Auckland City Hospital can be 100 carparks short during busy times. Photo / Jason Oxenham
Visitors driving to Auckland City Hospital can face lengthy queues to get on to the grounds and to car park buildings that are often near capacity. The DHB has done the numbers on building more car parks - and the cost is significant.
Building enough car parks to provide along-term fix for Auckland City Hospital's parking squeeze would cost about $44 million and take close to 40 years to pay off.
Auckland DHB has investigated the cost of building hundreds more car parks at its Grafton hospital site, as worsening congestion leaves patients and visitors in lengthy queues or circling surrounding streets.
The board was recently briefed on the cost and payback period for building another 500 car parks.
This would be physically possible but "practically difficult and expensive with a very long payback period", DHB chief financial officer Rosalie Percival advised.
The cheapest option would be to extend Car Park B at a cost of around $44 million, which would take between 35 and 38 years to pay off, based on current car park revenues. The renal dialysis unit would also need to be moved.
Under the options presented there would be between 100 and 150 new public car parks, with the rest set aside for staff. Those costs work out to about $88,000 per new car parking space.
The briefing, delivered last week, warned of increased congestion and difficulty in getting capital funding.

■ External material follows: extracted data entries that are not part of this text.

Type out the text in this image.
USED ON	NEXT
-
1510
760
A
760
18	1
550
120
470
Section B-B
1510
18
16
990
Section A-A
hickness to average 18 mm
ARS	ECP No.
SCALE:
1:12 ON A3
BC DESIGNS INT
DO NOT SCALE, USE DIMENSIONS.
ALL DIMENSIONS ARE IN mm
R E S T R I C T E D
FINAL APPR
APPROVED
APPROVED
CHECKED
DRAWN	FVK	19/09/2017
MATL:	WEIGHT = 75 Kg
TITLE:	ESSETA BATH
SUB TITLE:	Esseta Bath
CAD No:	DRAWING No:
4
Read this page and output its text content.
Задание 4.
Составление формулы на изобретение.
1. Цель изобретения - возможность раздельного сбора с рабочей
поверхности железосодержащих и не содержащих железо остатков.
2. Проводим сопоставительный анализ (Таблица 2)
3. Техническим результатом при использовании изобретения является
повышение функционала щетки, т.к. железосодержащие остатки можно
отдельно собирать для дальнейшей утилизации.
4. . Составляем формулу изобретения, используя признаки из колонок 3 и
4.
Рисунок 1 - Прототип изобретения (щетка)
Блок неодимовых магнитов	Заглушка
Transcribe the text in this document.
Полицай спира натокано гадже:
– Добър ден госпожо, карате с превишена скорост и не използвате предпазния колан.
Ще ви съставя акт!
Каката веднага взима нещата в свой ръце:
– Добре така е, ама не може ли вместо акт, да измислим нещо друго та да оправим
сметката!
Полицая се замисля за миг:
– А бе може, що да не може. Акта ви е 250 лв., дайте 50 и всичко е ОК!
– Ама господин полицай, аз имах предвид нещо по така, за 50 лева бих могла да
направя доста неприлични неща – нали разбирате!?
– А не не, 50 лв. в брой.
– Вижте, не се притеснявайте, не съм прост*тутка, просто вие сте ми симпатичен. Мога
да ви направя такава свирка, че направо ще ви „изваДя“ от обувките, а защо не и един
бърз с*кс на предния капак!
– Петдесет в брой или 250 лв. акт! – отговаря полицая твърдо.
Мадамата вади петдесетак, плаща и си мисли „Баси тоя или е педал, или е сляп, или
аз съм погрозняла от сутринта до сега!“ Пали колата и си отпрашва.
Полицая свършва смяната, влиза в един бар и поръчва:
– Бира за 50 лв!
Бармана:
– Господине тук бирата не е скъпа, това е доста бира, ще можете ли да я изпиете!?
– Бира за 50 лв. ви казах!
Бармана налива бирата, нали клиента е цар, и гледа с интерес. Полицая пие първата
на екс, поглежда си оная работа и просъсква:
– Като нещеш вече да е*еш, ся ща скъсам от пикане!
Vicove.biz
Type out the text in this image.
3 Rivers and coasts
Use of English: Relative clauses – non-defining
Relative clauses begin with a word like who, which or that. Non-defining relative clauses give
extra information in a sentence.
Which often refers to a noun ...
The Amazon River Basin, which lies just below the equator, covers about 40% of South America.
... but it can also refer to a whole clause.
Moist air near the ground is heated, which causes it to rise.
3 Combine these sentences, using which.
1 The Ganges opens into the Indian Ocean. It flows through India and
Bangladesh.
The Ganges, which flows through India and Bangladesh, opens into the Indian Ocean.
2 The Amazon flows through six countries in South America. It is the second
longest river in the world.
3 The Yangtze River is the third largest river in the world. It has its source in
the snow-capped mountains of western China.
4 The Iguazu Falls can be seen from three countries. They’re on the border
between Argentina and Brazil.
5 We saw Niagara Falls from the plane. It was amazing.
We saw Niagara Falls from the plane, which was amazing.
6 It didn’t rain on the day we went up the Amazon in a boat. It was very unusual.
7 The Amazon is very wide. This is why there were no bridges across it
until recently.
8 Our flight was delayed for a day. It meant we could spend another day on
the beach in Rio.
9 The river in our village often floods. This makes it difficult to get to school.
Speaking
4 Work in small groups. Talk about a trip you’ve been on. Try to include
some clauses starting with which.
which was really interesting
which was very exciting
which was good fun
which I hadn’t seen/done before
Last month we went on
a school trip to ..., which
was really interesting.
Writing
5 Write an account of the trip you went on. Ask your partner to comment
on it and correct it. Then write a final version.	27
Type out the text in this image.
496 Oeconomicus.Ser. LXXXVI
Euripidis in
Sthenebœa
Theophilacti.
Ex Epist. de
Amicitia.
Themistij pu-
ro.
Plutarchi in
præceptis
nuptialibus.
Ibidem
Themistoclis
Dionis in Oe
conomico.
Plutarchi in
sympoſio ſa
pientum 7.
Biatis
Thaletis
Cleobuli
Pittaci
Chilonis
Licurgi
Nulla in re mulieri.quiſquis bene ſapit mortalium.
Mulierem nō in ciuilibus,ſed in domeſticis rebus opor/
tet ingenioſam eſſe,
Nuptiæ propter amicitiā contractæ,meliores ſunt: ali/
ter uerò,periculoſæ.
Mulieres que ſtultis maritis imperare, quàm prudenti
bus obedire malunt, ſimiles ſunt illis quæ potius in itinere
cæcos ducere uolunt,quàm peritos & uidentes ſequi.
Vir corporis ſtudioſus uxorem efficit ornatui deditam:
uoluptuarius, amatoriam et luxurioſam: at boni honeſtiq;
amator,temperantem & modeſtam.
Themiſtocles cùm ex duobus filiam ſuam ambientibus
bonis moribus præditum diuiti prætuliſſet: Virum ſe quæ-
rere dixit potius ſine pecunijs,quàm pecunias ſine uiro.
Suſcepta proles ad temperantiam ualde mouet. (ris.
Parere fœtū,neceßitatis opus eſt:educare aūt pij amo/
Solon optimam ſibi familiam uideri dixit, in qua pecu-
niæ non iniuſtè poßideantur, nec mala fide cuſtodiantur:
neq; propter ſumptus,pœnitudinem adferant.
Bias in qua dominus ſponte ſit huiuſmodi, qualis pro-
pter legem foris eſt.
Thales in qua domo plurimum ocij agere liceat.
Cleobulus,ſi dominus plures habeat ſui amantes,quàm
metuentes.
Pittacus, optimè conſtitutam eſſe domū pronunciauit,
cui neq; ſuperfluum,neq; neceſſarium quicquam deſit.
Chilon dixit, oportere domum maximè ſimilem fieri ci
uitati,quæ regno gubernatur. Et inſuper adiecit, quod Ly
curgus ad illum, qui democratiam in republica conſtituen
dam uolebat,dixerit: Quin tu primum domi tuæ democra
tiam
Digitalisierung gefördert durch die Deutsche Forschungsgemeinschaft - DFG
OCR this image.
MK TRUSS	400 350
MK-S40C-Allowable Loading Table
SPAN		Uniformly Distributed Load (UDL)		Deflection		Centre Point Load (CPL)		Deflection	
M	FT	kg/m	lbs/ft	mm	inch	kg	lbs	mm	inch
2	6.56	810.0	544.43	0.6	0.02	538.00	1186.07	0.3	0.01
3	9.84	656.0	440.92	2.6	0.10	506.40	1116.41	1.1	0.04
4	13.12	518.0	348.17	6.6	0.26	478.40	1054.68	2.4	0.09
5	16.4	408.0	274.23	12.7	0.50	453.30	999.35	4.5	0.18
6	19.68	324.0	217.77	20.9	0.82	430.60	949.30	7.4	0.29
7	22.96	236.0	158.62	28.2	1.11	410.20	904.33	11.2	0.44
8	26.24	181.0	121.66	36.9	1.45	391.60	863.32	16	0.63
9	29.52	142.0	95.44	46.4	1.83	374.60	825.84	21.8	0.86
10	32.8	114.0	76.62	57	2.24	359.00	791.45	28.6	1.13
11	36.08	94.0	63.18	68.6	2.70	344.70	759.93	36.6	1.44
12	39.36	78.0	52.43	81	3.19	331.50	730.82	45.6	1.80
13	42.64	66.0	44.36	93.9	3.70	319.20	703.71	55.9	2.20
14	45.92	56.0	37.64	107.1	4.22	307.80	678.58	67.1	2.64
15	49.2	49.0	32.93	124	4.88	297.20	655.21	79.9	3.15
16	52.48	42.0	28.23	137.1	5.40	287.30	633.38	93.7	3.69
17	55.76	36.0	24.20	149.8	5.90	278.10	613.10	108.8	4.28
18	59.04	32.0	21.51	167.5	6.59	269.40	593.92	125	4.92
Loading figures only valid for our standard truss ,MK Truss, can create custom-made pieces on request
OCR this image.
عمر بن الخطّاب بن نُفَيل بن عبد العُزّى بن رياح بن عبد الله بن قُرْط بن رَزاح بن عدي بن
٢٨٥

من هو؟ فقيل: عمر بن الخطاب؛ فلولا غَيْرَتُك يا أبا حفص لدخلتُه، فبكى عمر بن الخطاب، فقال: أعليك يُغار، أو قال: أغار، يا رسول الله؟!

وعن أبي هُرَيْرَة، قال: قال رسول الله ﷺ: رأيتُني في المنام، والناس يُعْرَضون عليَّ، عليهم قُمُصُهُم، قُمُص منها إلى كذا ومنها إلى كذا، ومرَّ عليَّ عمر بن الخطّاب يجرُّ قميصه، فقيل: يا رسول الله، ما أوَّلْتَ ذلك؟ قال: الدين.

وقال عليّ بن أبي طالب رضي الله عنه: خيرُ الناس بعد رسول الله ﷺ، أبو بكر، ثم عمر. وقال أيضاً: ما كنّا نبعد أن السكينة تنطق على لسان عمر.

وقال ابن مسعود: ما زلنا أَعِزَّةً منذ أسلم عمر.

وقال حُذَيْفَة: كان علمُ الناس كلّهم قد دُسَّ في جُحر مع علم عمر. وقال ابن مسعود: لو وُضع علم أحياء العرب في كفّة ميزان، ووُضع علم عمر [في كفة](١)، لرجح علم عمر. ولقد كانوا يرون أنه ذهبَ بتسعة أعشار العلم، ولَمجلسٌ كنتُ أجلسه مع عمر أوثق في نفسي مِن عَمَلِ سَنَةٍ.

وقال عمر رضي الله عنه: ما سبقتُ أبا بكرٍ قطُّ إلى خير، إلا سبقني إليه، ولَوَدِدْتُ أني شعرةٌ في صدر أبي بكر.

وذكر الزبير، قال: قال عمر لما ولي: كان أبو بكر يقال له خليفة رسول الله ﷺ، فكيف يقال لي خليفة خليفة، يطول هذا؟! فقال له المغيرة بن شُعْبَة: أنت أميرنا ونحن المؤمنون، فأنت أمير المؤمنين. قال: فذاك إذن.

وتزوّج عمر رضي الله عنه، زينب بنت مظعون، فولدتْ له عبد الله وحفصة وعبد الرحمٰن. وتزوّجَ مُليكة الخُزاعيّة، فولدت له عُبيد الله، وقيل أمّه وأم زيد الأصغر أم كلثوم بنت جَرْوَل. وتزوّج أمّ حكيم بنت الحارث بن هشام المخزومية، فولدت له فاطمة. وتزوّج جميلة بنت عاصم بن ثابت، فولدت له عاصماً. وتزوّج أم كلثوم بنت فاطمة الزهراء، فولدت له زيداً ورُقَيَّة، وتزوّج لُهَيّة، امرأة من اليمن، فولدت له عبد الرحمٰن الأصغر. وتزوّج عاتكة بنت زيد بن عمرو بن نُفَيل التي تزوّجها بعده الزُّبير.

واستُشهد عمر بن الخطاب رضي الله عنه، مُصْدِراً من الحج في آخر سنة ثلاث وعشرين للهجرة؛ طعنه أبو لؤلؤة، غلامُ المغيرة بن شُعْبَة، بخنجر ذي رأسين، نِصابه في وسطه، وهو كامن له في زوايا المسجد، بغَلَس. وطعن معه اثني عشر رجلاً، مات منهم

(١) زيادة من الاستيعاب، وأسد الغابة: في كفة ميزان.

"Current carparking rates would have to increase dramatically to a very high level to shorten the payback period to a more commercially acceptable payback," the report stated.
"Work is under way to develop the sustainable transport strategy, this focuses on reducing demand and alternative transport and scheduling strategies."
Board member Doug Armstrong recently raised the issue of profitability of car parking, with concern stemming from "the patient and visitor perspective where wait times to get into a car park appeared to be lengthy".
There are 713 public parking spots at the Grafton site, including some for certain types of patients such as outside the cancer and blood building. Other spaces are for staff including those on-call.
During busy periods the hospital is short about 100 car parks, and it can take longer than 30 minutes to get into the grounds and to a car parking building.
University students have been asked to not take up spots meant for visitors, and staff encouraged to take the bus or train. Moving outpatient clinics off-site has been mooted, along with re-routing bus links to the eastern suburbs.
The four DHBs that make up the northern region – Northland, Waitematā, Auckland and Counties Manukau – made a case for a new hospital, possibly two, in their recent Northern Region Long Term Investment Plan.
Over the next 20 years nearly 60 per cent of New Zealand's population growth will be in Auckland and Northland, the report found, with medium growth forecasts predicting another 562,000 people in the region.
The number of people aged over 75 is expected to more than double in that time, and the northern DHBs predict another 2055 beds and 41 theatres will be required.